スナップショット分離の下で開始されたトランザクションは、トランザクションの開始時点のデータベース スナップショットを読み取ります。 この結果、スナップショット トランザクション コンテキスト内でキーセット サーバー カーソル、動的サーバー カーソル、および静的サーバー カーソルを開くと、これらのカーソルはシリアル化可能なトランザクション内で開かれた静的カーソルとほぼ同様に動作します。 また、スナップショット分離レベルの下でカーソルが開かれると、ロックが設定されず、サーバーでのブロッキングを減少させることができます。
SQL Server Native Client OLE DB プロバイダー
SQL Server Native Client OLE DB プロバイダーには、SQL Server 2005 (9.x) で導入されたスナップショット分離を利用する拡張機能があります。 具体的には、DBPROPSET_DATASOURCEINFO プロパティ セットと DBPROPSET_SESSION プロパティ セットへ変更が加えられています。
DBPROPSET_DATASOURCEINFO
DBPROP_SUPPORTEDTXNISOLEVELS プロパティで使用される DBPROPVAL_TI_SNAPSHOT 値が追加され、DBPROPSET_DATASOURCEINFO プロパティ セットではスナップショット分離レベルがサポートされるようになりました。 この新しい値は、データベースでバージョン管理が有効になっているかどうかにかかわらず、スナップショット分離レベルがサポートされることを示します。 次に、DBPROP_SUPPORTEDTXNISOLEVELS の値の一覧を示します。
プロパティ ID | 説明 |
---|---|
DBPROP_SUPPORTEDTXNISOLEVELS | 型 : VT_I4 R/W: 読み取り専用 説明 : サポートされるトランザクション分離レベルを指定するビットマスク。 次の値を 0 個以上指定できます。 DBPROPVAL_TI_CHAOS DBPROPVAL_TI_READUNCOMMITTED DBPROPVAL_TI_BROWSE DBPROPVAL_TI_CURSORSTABILITY DBPROPVAL_TI_READCOMMITTED DBPROPVAL_TI_REPEATABLEREAD DBPROPVAL_TI_SERIALIZABLE DBPROPVAL_TI_ISOLATED DBPROPVAL_TI_SNAPSHOT |
DBPROPSET_SESSION
DBPROP_SESS_AUTOCOMMITISOLEVELS プロパティで使用される DBPROPVAL_TI_SNAPSHOT 値が追加され、DBPROPSET_SESSION プロパティ セットではスナップショット分離レベルがサポートされるようになりました。 この新しい値は、データベースでバージョン管理が有効になっているかどうかにかかわらず、スナップショット分離レベルがサポートされることを示します。 次に、DBPROP_SESS_AUTOCOMMITISOLEVELS の値の一覧を示します。
プロパティ ID | 説明 |
---|---|
DBPROP_SESS_AUTOCOMMITISOLEVELS | 型 : VT_I4 R/W: 読み取り専用 説明 : 自動コミット モードのときのトランザクション分離レベルを示すビットマスクを指定します。 このビットマスクには、DBPROP_SUPPORTEDTXNISOLEVELS に設定できる値と同じ値を設定できます。 |
Note
SQL Server よりも前のバージョンの SQL Server 2005 (9.x) を使用しているときに DBPROPVAL_TI_SNAPSHOT を設定すると、エラー DB_S_ERRORSOCCURRED または DB_E_ERRORSOCCURRED が発生します。

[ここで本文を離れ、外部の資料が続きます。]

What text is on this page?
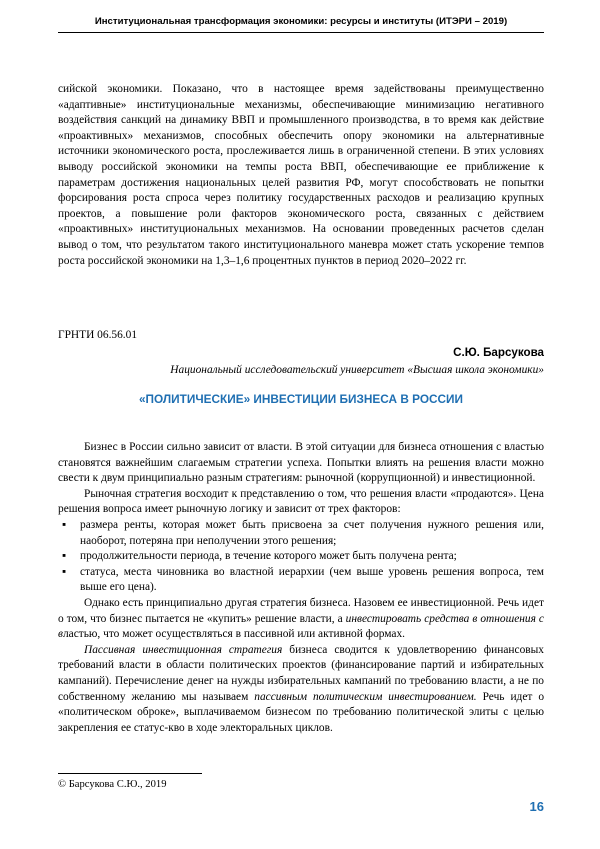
Институциональная трансформация экономики: ресурсы и институты (ИТЭРИ – 2019)

сийской экономики. Показано, что в настоящее время задействованы преимущественно «адаптивные» институциональные механизмы, обеспечивающие минимизацию негативного воздействия санкций на динамику ВВП и промышленного производства, в то время как действие «проактивных» механизмов, способных обеспечить опору экономики на альтернативные источники экономического роста, прослеживается лишь в ограниченной степени. В этих условиях выводу российской экономики на темпы роста ВВП, обеспечивающие ее приближение к параметрам достижения национальных целей развития РФ, могут способствовать не попытки форсирования роста спроса через политику государственных расходов и реализацию крупных проектов, а повышение роли факторов экономического роста, связанных с действием «проактивных» институциональных механизмов. На основании проведенных расчетов сделан вывод о том, что результатом такого институционального маневра может стать ускорение темпов роста российской экономики на 1,3–1,6 процентных пунктов в период 2020–2022 гг.

ГРНТИ 06.56.01
С.Ю. Барсукова
Национальный исследовательский университет «Высшая школа экономики»
«ПОЛИТИЧЕСКИЕ» ИНВЕСТИЦИИ БИЗНЕСА В РОССИИ

Бизнес в России сильно зависит от власти. В этой ситуации для бизнеса отношения с властью становятся важнейшим слагаемым стратегии успеха. Попытки влиять на решения власти можно свести к двум принципиально разным стратегиям: рыночной (коррупционной) и инвестиционной.

Рыночная стратегия восходит к представлению о том, что решения власти «продаются». Цена решения вопроса имеет рыночную логику и зависит от трех факторов:

▪ размера ренты, которая может быть присвоена за счет получения нужного решения или, наоборот, потеряна при неполучении этого решения;
▪ продолжительности периода, в течение которого может быть получена рента;
▪ статуса, места чиновника во властной иерархии (чем выше уровень решения вопроса, тем выше его цена).

Однако есть принципиально другая стратегия бизнеса. Назовем ее инвестиционной. Речь идет о том, что бизнес пытается не «купить» решение власти, а инвестировать средства в отношения с властью, что может осуществляться в пассивной или активной формах.

Пассивная инвестиционная стратегия бизнеса сводится к удовлетворению финансовых требований власти в области политических проектов (финансирование партий и избирательных кампаний). Перечисление денег на нужды избирательных кампаний по требованию власти, а не по собственному желанию мы называем пассивным политическим инвестированием. Речь идет о «политическом оброке», выплачиваемом бизнесом по требованию политической элиты с целью закрепления ее статус-кво в ходе электоральных циклов.

© Барсукова С.Ю., 2019
16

トランザクションでスナップショット分離がサポートされる方法については、「ローカル トランザクションのサポート」を参照してください。
SQL Server Native Client ODBC ドライバー
SQL Server Native Client ODBC ドライバーでは、 SQLSetConnectAttr および SQLGetInfo 関数に対する機能強化が行われましたが、スナップショット分離のサポートが提供されます。
SQLSetConnectAttr
SQLSetConnectAttr 関数では、SQL_COPT_SS_TXN_ISOLATION属性の使用がサポートされるようになりました。 SQL_COPT_SS_TXN_ISOLATION を SQL_TXN_SS_SNAPSHOT に設定すると、トランザクションがスナップショット分離レベルで実行されることが報告されます。
SQLGetInfo
SQLGetInfo 関数は、SQL_TXN_ISOLATION_OPTION情報の種類に追加されたSQL_TXN_SS_SNAPSHOT値をサポートするようになりました。
トランザクションでのスナップショット分離のサポート方法については、「 Cursor トランザクション分離レベル」を参照してください。